You’d be hard pushed to find a box in which to contain Olaf, not least as he’s rather tall, but more because his grasshopper mind leaps about with near-reckless abandon. He may have a fine ear for word-play and punnery, but he’s never far from a deep dive into the utterly absurd.
For many, many years of my life, those who had the poor fortune to ask my favourite joke, would have been answered without hesitation. “What is Brown and Sticky?” Select the black box for the answer (if needed) “A Stick.”. Had I encountered Olaf during those decades I suspect he would have endangered my life. That danger of death may have receded a little with age, but he’s still a comedian after my own heart. It’s terrific stuff.
There’s some sparkling material here, roping in Kenny Rogers ‘The Gambler’ to discuss avian safety, translating Hilary Clinton’s name into surprising latin, and finally explaining Yoko Ono’s full name. The punchlines I shall not desecrate, but in each case they are bang on the laugh-out-loud money. There’s a particular joke about New Zealand ducks which will surely compete for best joke of the Fringe.
Sure, like every second performer during these first days of the Fringe, Olaf ran into a few technical difficulties. Where others might crumble, Olaf ploughed on undaunted. Poorly-behaved multimedia be damned, he knows how to keep an audience merrily engaged. Merry is a good word for Olaf, this is arch-merriment in stand-up form.

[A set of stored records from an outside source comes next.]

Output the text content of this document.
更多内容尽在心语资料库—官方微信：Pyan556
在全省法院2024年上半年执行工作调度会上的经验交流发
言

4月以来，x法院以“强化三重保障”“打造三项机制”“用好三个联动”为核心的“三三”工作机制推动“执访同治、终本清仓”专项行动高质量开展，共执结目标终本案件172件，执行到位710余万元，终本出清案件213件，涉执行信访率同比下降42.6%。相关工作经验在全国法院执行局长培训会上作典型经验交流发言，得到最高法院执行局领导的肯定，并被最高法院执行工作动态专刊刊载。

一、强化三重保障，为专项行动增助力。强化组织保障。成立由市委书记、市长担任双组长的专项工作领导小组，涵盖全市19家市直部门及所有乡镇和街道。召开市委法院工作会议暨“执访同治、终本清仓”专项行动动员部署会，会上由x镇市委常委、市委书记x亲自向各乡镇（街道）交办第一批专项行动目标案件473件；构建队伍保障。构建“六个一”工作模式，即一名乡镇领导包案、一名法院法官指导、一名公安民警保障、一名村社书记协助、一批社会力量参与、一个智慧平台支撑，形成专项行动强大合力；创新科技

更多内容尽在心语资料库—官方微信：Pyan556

There’s pass the parcel where intermediary ‘winners’ bag themselves a feeling. Not just any feeling, this is an Olaf Falafel feeling. You’re not just feeling good, you won the feeling of dropping your toast jam side up – and that feeling is for you, no one else! Then there’s ‘The Cheese of Truth’ whereby he relays recorded footage of increasingly barmy ways to cast Emmental cheese at open books. Yes, there are punch-lines even here – read from between the holes!
If he were less likeable, if he weren’t so invested in playing the modern jester, the show might not work. On closer inspection, the ‘live colonoscopy’ is drawn out a little much, and perhaps the ‘blow down tiny figures of the Top Gear team with a party horn’ is sillier than it is funny, but these are minor quibbles. It’s an overused term, but there really is something for everyone in ‘Look What Fell Out Of My Head.’

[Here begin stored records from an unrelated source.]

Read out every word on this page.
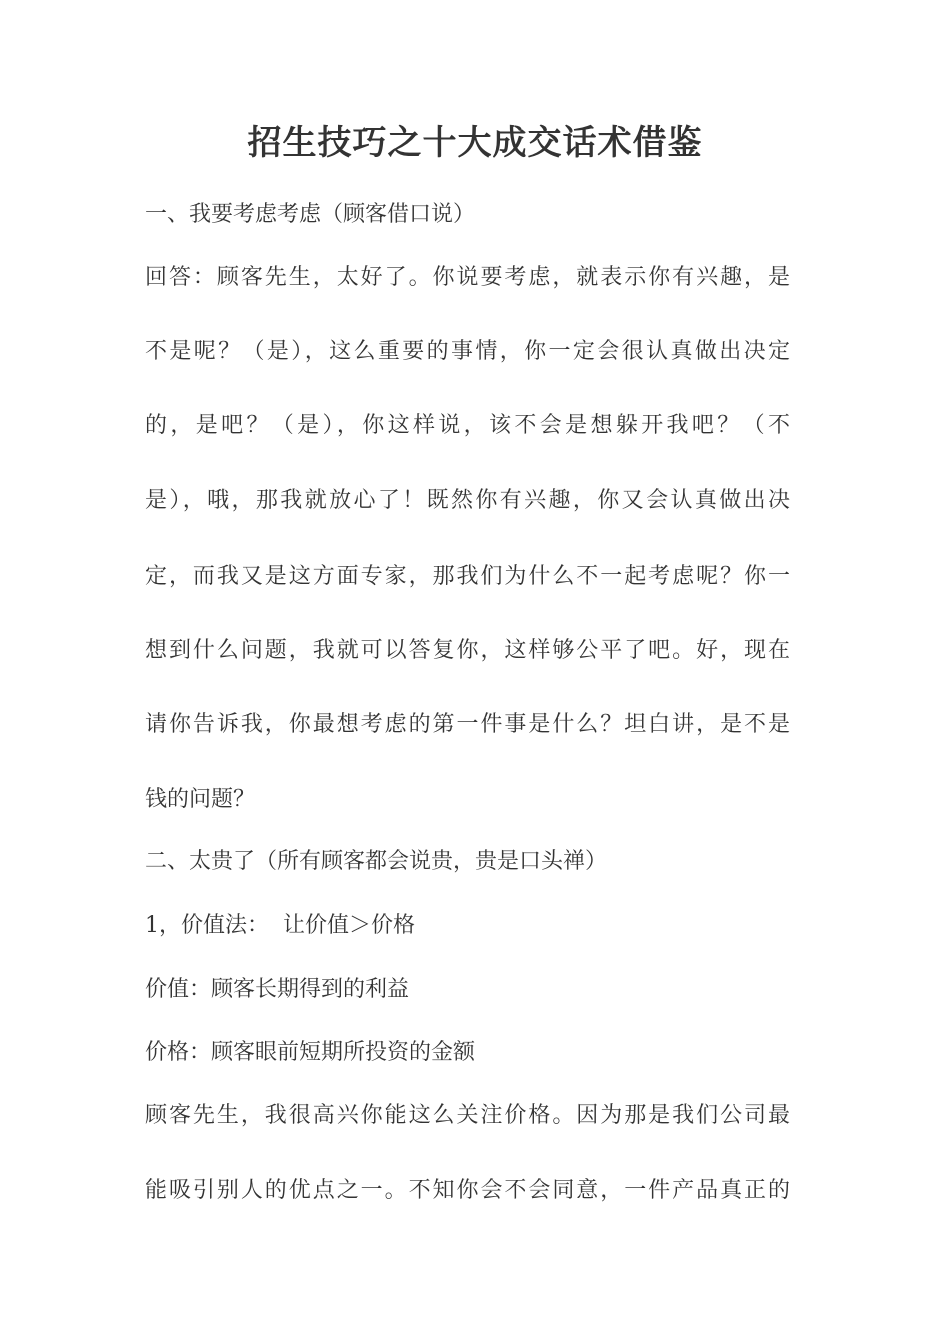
招生技巧之十大成交话术借鉴
一、我要考虑考虑（顾客借口说）
回答：顾客先生，太好了。你说要考虑，就表示你有兴趣，是
不是呢？（是），这么重要的事情，你一定会很认真做出决定
的，是吧？（是），你这样说，该不会是想躲开我吧？（不
是），哦，那我就放心了！既然你有兴趣，你又会认真做出决
定，而我又是这方面专家，那我们为什么不一起考虑呢？你一
想到什么问题，我就可以答复你，这样够公平了吧。好，现在
请你告诉我，你最想考虑的第一件事是什么？坦白讲，是不是
钱的问题？
二、太贵了（所有顾客都会说贵，贵是口头禅）
1，价值法：  让价值＞价格
价值：顾客长期得到的利益
价格：顾客眼前短期所投资的金额
顾客先生，我很高兴你能这么关注价格。因为那是我们公司最
能吸引别人的优点之一。不知你会不会同意，一件产品真正的
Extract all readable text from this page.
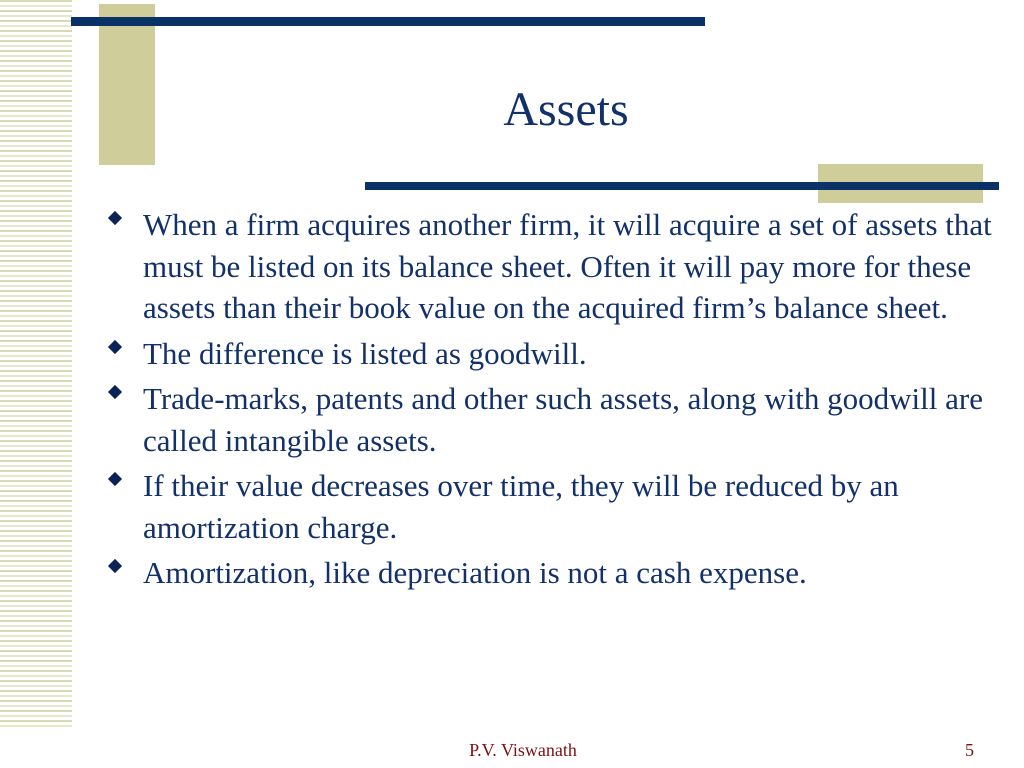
Assets
When a firm acquires another firm, it will acquire a set of assets that must be listed on its balance sheet. Often it will pay more for these assets than their book value on the acquired firm’s balance sheet.
The difference is listed as goodwill.
Trade-marks, patents and other such assets, along with goodwill are called intangible assets.
If their value decreases over time, they will be reduced by an amortization charge.
Amortization, like depreciation is not a cash expense.
P.V. Viswanath	5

You’ll look forward to the perky alarms declaring the titular ‘Look What Fell Out of my Head!’ and the arch-silliness to follow. You’ll grow to admire the banana he can only eat if he manages to tell a joke inspired by every prompt scribbled on the skin. When it comes time for a crowd-sourced orchestral finale, it makes perfect sense.
Amidst a Fringe where comedic sophistication can often be equated with the soul searching & deeply meaningful, it’s refreshing to find a master of a different sort. Olaf Falafel offers unqualified, unadulterated, and deceptively astute fun. Go find out what falls out of his head.